Incentive Savings Plans — BlackRock, Inc. has created a variety of incentive savings plans in which BlackRock, Inc. employees are eligible to participate, including a 401(k) plan, the BlackRock Retirement Savings Plan (RSP), and the BlackRock Employee Stock Purchase Plan (ESPP). The employer contribution components of the RSP include a company match equal to 50% of the first 8% of eligible pay contributed to the plan capped at $5,000 per year, and a company retirement contribution equal to 3-5% of eligible compensation up to the Internal Revenue Service limit ($265,000 for 2015). The RSP offers a range of investment options, including registered investment companies and collective investment funds managed by the firm. BlackRock, Inc. contributions follow the investment direction set by participants for their own contributions or, absent participant investment direction, are invested into a target date fund that corresponds to, or is closest to, the year in which the participant attains age 65. The ESPP allows for investment in BlackRock, Inc. common stock at a 5% discount on the fair market value of the stock on the purchase date. Annual participation in the ESPP is limited to the purchase of 1,000 shares of common stock or a dollar value of $25,000 based on its fair market value on the purchase date. All of the eligible portfolio managers are eligible to participate in these plans.

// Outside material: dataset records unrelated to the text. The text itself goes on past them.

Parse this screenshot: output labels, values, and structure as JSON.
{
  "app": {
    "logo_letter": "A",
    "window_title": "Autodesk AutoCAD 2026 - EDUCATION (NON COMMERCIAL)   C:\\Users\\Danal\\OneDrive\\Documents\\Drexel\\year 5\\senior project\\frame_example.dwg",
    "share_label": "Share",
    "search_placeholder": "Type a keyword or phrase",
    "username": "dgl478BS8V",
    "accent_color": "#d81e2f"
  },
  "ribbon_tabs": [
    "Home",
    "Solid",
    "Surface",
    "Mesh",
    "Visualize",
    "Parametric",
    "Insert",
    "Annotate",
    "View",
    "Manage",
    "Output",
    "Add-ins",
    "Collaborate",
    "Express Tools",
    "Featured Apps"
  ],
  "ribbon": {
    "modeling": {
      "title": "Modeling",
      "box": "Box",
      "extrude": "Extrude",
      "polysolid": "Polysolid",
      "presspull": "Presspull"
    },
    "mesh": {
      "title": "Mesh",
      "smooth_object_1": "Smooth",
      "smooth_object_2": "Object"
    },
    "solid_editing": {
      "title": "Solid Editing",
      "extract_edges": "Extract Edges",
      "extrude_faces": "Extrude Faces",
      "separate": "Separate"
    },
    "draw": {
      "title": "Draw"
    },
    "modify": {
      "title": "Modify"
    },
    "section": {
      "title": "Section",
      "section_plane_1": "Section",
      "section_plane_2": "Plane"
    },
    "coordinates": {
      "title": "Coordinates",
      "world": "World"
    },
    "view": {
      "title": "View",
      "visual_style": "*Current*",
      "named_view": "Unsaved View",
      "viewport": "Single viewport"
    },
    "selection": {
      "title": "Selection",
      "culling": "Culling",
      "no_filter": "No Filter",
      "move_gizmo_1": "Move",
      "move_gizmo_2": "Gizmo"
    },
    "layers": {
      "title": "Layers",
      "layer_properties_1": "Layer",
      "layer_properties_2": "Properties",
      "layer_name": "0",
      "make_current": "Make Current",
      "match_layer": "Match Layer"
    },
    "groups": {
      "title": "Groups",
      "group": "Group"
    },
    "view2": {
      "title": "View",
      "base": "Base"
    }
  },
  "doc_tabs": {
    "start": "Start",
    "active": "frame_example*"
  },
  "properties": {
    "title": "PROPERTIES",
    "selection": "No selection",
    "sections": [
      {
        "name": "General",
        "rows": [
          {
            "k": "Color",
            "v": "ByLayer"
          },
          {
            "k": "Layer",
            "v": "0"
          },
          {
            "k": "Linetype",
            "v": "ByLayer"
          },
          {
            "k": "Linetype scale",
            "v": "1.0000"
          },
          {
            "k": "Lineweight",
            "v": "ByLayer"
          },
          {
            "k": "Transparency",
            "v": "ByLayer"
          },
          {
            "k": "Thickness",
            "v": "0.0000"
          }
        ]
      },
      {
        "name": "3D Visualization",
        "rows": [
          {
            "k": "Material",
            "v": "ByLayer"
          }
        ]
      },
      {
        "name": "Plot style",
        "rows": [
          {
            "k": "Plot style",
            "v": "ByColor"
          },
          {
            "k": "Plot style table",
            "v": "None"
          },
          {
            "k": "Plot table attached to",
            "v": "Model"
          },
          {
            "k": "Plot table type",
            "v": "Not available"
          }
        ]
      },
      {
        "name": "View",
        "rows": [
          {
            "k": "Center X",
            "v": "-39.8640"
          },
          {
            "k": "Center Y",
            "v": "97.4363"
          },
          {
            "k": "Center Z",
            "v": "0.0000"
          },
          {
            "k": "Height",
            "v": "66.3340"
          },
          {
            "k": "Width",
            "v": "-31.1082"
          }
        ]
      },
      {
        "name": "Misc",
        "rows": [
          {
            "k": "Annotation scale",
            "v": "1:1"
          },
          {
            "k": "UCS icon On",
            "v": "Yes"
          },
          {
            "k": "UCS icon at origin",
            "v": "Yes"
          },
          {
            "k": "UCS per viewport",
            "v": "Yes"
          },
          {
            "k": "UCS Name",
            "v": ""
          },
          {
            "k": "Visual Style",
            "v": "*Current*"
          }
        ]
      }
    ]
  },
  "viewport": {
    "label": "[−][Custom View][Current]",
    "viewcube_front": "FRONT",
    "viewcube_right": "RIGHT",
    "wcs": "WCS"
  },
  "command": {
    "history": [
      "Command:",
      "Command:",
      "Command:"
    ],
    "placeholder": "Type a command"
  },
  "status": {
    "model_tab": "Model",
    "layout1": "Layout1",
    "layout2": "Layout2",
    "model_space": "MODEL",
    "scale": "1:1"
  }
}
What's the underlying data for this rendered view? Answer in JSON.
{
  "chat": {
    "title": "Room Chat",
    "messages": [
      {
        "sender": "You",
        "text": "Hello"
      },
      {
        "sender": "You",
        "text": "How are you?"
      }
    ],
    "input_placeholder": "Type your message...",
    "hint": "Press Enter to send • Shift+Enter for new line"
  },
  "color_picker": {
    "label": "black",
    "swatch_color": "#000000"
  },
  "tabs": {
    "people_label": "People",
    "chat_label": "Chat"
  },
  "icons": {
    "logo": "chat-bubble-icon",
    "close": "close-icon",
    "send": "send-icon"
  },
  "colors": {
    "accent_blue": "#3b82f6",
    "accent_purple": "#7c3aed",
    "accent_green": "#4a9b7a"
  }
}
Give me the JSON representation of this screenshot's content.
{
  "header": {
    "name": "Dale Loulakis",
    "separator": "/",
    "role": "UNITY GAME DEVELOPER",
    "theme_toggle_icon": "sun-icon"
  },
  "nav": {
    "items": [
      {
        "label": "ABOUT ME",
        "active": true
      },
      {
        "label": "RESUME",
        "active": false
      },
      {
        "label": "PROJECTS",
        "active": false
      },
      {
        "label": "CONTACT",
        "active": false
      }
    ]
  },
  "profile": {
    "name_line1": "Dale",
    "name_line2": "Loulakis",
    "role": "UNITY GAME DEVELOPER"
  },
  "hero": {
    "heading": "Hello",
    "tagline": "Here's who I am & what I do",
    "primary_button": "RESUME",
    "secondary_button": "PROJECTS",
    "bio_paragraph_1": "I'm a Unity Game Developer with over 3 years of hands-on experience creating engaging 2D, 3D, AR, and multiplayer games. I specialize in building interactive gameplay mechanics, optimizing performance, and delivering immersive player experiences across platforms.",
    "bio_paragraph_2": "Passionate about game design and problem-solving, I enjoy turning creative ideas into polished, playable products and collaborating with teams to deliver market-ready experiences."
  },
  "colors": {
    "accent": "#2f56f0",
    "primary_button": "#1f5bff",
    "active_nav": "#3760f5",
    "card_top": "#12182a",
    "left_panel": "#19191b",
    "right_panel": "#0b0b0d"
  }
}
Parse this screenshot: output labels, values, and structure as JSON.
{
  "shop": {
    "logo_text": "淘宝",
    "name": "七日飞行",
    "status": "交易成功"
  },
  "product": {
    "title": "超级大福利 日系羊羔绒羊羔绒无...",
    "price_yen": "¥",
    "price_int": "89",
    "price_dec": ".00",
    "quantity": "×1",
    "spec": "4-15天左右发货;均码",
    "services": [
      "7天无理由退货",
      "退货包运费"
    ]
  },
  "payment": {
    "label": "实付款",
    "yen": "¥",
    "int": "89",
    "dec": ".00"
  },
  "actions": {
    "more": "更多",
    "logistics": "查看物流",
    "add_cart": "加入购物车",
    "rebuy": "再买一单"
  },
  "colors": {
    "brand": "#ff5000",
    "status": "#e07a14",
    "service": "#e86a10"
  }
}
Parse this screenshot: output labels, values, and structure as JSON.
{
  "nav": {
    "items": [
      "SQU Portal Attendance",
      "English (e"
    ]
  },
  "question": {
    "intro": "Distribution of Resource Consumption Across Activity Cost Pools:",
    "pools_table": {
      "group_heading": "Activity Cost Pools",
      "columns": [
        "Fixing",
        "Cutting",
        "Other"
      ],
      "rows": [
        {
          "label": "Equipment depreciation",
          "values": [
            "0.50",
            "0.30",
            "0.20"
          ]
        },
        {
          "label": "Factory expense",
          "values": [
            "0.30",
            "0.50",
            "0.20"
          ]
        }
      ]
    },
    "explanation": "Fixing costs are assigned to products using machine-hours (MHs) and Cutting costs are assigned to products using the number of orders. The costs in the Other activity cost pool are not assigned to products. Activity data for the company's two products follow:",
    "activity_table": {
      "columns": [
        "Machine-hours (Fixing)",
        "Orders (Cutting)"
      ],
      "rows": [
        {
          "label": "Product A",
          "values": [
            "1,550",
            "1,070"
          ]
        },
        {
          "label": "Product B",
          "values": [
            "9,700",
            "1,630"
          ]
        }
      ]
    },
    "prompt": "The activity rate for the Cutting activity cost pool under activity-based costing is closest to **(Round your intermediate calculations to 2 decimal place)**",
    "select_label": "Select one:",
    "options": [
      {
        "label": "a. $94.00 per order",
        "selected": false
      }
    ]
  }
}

  (a)(4) Beneficial Ownership of Securities – As of July 31, 2015.

 

Portfolio Manager  

Dollar Range of Equity

Securities of the Fund

Beneficially Owned

Theodore R. Jaeckel, Jr., CFA   None
Walter O’Connor, CFA   None

 

9


   (b) Not Applicable

 

Item 9 – Purchases of Equity Securities by Closed-End Management Investment Company and Affiliated Purchasers – Not Applicable due to no such purchases during the period covered by this report.

 

Item 10 – Submission of Matters to a Vote of Security Holders – There have been no material changes to these procedures.

 

Item 11 – Controls and Procedures

 

   (a) – The registrant’s principal executive and principal financial officers, or persons performing similar functions, have concluded that the registrant’s disclosure controls and procedures (as defined in Rule 30a-3(c) under the Investment Company Act of 1940, as amended (the “1940 Act”)) are effective as of a date within 90 days of the filing of this report based on the evaluation of these controls and procedures required by Rule 30a-3(b) under the 1940 Act and Rule 13a-15(b) under the Securities Exchange Act of 1934, as amended.

 

   (b) – There were no changes in the registrant’s internal control over financial reporting (as defined in Rule 30a-3(d) under the 1940 Act) that occurred during the second fiscal quarter of the period covered by this report that have materially affected, or are reasonably likely to materially affect, the registrant’s internal control over financial reporting.

 

Item 12 – Exhibits attached hereto

 

   (a)(1) – Code of Ethics – See Item 2

 

   (a)(2) – Certifications – Attached hereto

 

   (a)(3) – Not Applicable

 

   (b) – Certifications – Attached hereto

 

10


Pursuant to the requirements of the Securities Exchange Act of 1934 and the Investment Company Act of 1940, the registrant has duly caused this report to be signed on its behalf by the undersigned, thereunto duly authorized.

 

BlackRock MuniYield California Fund, Inc.
By:   /s/ John M. Perlowski                        
  John M. Perlowski
  Chief Executive Officer (principal executive officer) of
  BlackRock MuniYield California Fund, Inc.
Date: October 1, 2015

Pursuant to the requirements of the Securities Exchange Act of 1934 and the Investment Company Act of 1940, this report has been signed below by the following persons on behalf of the registrant and in the capacities and on the dates indicated.

 

By:   /s/ John M. Perlowski                        
  John M. Perlowski
  Chief Executive Officer (principal executive officer) of
  BlackRock MuniYield California Fund, Inc.
Date: October 1, 2015

 

By:   /s/ Neal J. Andrews                        
  Neal J. Andrews
  Chief Financial Officer (principal financial officer) of
  BlackRock MuniYield California Fund, Inc.